I did N1V1=N2V2 but that got me 10.0 mL and the answer is 10.2 mL. Any help would be appreciated.

 

[MCPD]

You have to take the pH into account. I tried to figure it out but got nowhere. I guess my gen chem skills are rusty...which is not a good sign. But I do know that [H+] = 10^-pH.....so I guess the final hydrogen ion concentration is .01 M in this case but then again I'm really not quite sure. Perhaps using one of those initial,change,final diagrams would be of help. Please post how you get the final product if you figure it out.
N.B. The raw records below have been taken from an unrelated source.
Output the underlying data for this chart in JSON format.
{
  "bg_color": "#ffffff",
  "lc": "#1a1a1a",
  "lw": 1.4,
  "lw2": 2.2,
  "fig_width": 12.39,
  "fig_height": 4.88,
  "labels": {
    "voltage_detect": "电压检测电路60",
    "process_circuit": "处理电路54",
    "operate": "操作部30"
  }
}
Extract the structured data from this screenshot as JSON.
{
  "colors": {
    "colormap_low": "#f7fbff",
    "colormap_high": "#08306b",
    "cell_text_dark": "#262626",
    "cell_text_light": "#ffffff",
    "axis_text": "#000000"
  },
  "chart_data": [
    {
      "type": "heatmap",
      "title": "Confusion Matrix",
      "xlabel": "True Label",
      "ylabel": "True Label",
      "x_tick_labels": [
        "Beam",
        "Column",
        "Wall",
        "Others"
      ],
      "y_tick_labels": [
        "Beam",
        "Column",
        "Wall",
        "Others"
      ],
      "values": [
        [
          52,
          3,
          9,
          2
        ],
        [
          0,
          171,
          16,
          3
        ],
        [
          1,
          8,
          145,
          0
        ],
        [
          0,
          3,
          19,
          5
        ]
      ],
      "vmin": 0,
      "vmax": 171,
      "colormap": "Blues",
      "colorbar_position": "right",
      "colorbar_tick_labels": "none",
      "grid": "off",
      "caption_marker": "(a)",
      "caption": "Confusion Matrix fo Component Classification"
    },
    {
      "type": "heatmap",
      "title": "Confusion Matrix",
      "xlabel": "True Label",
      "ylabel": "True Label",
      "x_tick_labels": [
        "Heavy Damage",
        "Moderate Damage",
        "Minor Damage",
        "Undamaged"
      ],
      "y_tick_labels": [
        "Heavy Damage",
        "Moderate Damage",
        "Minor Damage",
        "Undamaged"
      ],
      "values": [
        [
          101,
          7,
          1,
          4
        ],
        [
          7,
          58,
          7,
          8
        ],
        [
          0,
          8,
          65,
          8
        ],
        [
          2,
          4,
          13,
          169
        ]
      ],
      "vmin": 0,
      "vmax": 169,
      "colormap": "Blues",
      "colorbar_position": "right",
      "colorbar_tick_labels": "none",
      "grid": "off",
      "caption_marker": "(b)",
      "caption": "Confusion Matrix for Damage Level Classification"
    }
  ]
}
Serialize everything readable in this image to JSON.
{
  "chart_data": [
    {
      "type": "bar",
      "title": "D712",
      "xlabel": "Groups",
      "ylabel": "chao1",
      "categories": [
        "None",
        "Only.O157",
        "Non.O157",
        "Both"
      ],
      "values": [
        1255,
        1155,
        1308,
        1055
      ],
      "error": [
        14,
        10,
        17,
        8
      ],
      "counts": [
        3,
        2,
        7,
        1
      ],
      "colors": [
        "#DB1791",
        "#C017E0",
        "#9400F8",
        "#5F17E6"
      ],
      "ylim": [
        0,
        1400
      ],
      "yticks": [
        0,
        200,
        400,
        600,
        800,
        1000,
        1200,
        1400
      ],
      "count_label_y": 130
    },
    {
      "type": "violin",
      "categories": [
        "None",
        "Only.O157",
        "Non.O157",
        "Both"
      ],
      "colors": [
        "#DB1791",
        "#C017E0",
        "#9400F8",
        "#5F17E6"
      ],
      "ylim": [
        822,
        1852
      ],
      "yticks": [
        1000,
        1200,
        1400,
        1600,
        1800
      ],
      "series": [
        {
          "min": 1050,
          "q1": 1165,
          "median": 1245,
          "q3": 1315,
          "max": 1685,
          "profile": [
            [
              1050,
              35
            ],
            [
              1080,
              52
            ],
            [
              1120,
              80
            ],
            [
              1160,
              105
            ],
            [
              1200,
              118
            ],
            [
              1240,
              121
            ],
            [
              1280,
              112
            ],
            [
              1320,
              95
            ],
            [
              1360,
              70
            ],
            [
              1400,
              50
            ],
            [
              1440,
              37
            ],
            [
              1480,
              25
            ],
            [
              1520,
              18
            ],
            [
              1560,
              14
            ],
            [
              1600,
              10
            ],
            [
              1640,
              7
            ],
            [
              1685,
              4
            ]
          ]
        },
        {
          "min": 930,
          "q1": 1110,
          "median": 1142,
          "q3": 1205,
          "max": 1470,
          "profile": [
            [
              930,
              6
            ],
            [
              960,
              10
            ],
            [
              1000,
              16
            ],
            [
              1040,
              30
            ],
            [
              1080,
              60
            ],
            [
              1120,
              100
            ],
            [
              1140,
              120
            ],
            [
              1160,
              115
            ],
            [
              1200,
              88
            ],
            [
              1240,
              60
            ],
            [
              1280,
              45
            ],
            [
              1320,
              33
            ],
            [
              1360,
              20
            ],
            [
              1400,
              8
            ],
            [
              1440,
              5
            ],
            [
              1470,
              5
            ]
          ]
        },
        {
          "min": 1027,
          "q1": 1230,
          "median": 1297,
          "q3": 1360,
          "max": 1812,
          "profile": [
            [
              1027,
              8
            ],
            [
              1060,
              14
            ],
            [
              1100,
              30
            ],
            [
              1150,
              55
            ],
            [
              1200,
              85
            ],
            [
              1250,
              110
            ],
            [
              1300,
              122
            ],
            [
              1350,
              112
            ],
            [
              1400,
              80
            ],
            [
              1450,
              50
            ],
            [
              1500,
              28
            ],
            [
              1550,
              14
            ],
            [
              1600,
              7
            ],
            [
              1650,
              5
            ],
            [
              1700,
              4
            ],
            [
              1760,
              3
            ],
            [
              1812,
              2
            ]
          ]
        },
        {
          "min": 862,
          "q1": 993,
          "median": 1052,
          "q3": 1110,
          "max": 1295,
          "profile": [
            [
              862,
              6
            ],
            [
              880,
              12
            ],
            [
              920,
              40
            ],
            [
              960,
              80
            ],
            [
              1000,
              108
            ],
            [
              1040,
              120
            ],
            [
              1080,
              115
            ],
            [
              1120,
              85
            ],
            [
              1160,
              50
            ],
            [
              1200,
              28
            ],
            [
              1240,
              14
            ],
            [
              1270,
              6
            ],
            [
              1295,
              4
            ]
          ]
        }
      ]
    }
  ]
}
Sorry this post wasn't much help.

-MCPD

 

[Megatron99]

I don't know if this is the best way but the way i did is:

Final H+ conc. = 10^-2 = 0.01

When we mix NaOH and HCl , there conc. changes so the we calculate the new conc.

We should assume x for volume of HCl required.

New conc. of OH- = (10mL*1M)/10mL+xmL
New conc. of H+ = (xmL*1M)/xmL+10mL

OH- + H+ -----> H2O
S 10/(x+10) x/(x+10) -----
C -(10/x+10) -(10/x+10) -----
N 0 0.01 -----

(x/x+10) - (10/(x+10)) = 0.01

x = 10.2 which the vol of HCl req. to reach pH of 2